London native and now San Francisco Bay Area-based painter Jenny Bloomfield has described her current practice of pairing up paintings as “twinning,” a term borrowed from the study of crystal formations, and referring to instances wherein structures may grow separately, but in symmetry and with a reflecting plane in common. The shared surface that mitigates the intergrowth of two crystal lattices could stand as a corollary to the conceptual base that underpins the binding together of two otherwise independent images, although in Bloomfield’s diptychs, as if in subversion of crystalline mirroring, she will often offset her panels at the joint, or join panels of disparate size and thickness, thus to breaking the symmetry.
In modern usage, diptych has come to mean any two images intended to be viewed together. Originally, it referred specifically to a pair of painted panels connected with a hinge, allowing folding and carrying like a book. The practical point of fastening two pictures together to facilitate portability coincidentally strengthened their narrative, as traveling companions not only joined at the hip, but joined symbiotically as well, by association. The resultant continuity served the story told by the painting; it might pose a saint with a donor or a husband with a wife. Joining two abstract paintings is a greater challenge. At best it heightens the effect of each, and at worst it begs the question, why? It is just not easy to credibly graft two works that are already complete on their own. A good painting is diminished by close proximity to another; adding an appendage rarely salvages a bad one. Sometimes though, in the most successful of diptychs, Bloomfield’s for example, the whole is greater than the sum of the parts.
The modernist impulse to present imagery contiguously is long standing, with the syntax of much of contemporary art built upon juxtaposition of one sort or another. Perhaps the most primary is the conjoining of almost anything with the meta-trope of the art world itself, a form of staging. Common objects tend to engender uncommon experiences when isolated within the white cube of the exhibition space. Much of contemporary painting is inherently self-referential and doubling down on this internal reference can introduce some welcome relief. Many painters use multi-panel formats in an effort to extend the formal range of their medium, heighten the physical presence of their work, and even with pure painting, instill a sense of grammar. Bloomfield’s motives are no exception but what distinguishes her twins might be the serendipity of their attachment, extending it would seem almost by chance the reach and impact of her gesture.
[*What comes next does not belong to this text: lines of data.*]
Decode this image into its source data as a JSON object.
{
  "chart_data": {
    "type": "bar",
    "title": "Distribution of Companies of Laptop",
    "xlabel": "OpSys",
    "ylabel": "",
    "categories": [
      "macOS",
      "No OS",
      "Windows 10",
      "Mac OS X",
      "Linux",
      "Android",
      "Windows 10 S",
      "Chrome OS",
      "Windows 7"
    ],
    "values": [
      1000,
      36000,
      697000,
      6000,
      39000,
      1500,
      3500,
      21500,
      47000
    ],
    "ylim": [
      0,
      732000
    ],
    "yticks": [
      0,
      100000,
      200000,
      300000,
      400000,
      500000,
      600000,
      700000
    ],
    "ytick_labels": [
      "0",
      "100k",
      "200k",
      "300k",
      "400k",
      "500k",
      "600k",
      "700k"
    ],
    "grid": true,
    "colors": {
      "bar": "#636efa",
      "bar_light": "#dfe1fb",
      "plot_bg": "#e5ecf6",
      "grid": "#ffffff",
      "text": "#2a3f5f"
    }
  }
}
Perhaps it is because Bloomfield’s individual canvases are so lacking in guile that they play well together, as things left to themselves, just as they are. They have something about them of the perfect fit of found objects, a cowbell paired with a railroad spike or such. Hanging in the gallery, her diptychs seem to reach out and bridge the gap between the artifice of the exhibition space and the husk of the world at large, the real world where pairing happens. The twinned charm and obdurate fact of a painting such as diptcych, Tin Hat, 2016, for example, remind me of why Peter Pan had to venture back from Neverland to London to get his shadow sewn back on. In the end Bloomfield has come full circle with the basic function of her diptychs, enhancing if not their portability, then their ability to transport.